Uma característica que vem se tornando comum nos lançamentos da ‘marca da maça’ é a divulgação de mais de um modelo / versão do modelo lançado, característica essa que vem se tornando uma tendência da marca com o passar dos anos.
Estudos realizados comparando os preços dos celulares da Apple no decorrer do tempo apresenta uma queda considerável nos preços desses bens em menos de um semestre após o lançamento, embora ainda seja um dos celulares mais caros do mercado, a demanda continua elevada porém a ideia é que com o lançamento de um novo modelo basicamente a cada semestre os consumidores perdem o interesse e preferem aguardar um novo lançamento para realizar a compra.

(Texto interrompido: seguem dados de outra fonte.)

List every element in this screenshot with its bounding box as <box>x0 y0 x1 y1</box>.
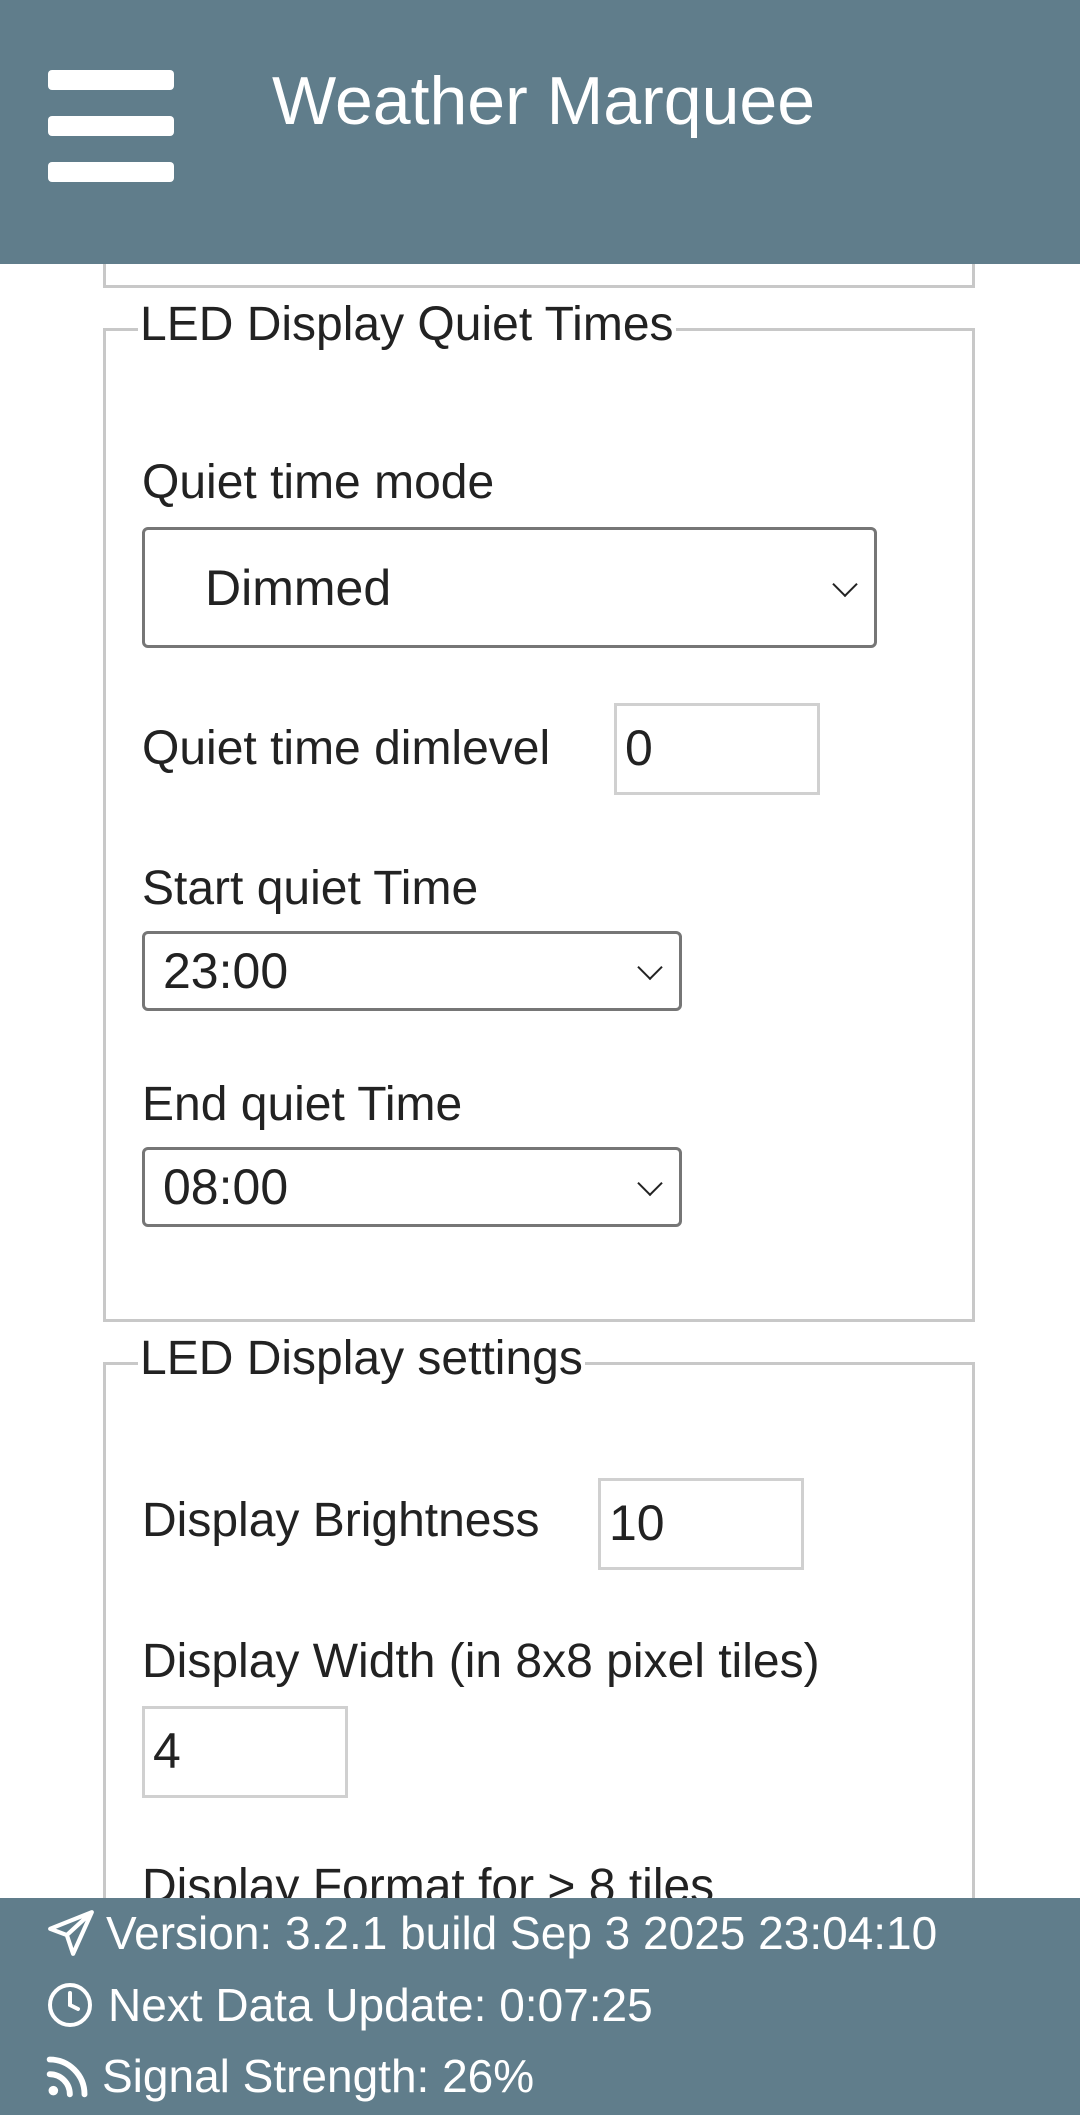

A ideia por detrás dos lançamentos contínuos dos produtos tecnológicos é a obsolescência programada, ou seja, o tempo de atratividade e de utilidade desses produtos são controlados exclusivamente pelas empresas.
Tomemos como exemplo o Iphone, através de atualizações dos softweres a Apple faz com que os celulares mais antigos não sejam mais compatíveis com as atualizações mais recentes.
Ok, até certo ponto pode ser a capacidade do hardware em suportar o novo sistema operacional, mas obviamente essa forma de criar a própria demanda pelo novo é extremamente rentável para a empresa. Essa característica é muito comum nos mercados em que existe alta tecnologia envolvida.
Outra estratégia muito utilizada pela Apple é a ancoragem de preços. Essa tática comercial é muito utilizada na economia para que o parâmetro comparativo do consumidor seja alterado e que ele deixe de achar que determinado bem ou serviço é extremamente caro quando tem um similar um pouco mais barato, por exemplo: Uma pessoa está disposta a pagar 8 mil reais em um celular sendo que o seu comparativo custa entre 3 ou 4 mil? Dificilmente.
Pois bem, e se uma mesma marca lançar o mesmo produto, porém com mínimas alterações em que o mais simples custe 7 mil e o mais ‘’top’’ custe 10 mil. É muito provável que esse mesmo consumidor deixe de achar os 10 mil (valor acima do exemplo anterior) muito caro ou algo inacreditável a se pagar em um celular, deixando de ser algo relacionado ao do poder de compra mas sim pela racionalidade no consumo.
Basicamente todas as teorias e modelos econômicos partem do princípio que o consumidor é racional e toma suas decisões de consumo com base a otimizar sua cesta de produtos e serviços que satisfazem suas necessidades. Porém quando o consumo é meramente baseado em uma ostentação (e é aqui que o fator preço entra) onde o consumo deixa de ser com base no valor da mercadoria e passa a ter o valor social do ‘’eu posso pagar 10 mil reais em um celular” cai por terra os princípios de consumo racional.
Assim como quase todas as empresas de tecnologia, ao lançarem algo novo, elevam-se os preços para que aqueles consumidores que estejam dispostos a serem os primeiros a adquirir o produto possam pagar mais caros pelo pioneirismo e as empresas lucram quantidades inimagináveis com esse tipo de consumo irracional.
Muito embora os smartphones passaram a ser praticamente uma extensão do corpo humano, onde estamos a uma tela de distância para qualquer lugar do mundo ou para qualquer informação sobre qualquer assunto. Hoje não há mais como não se atualizar ou não acompanhar a tecnologia, porém é necessário que haja a tomada de decisão racional no consumo.
Obviamente todos nós queremos estar atualizados e por dentro da tecnologia, mas é altamente recomendável que nos questionemos em alguns momentos no sentido de otimizar a utilidade do dinheiro e tornar o consumo mais consciente ao invés de meramente ostentativo e para isso é muito importante entender a lógica por trás do consumo e das estratégias empresariais utilizadas em nossa economia contemporânea.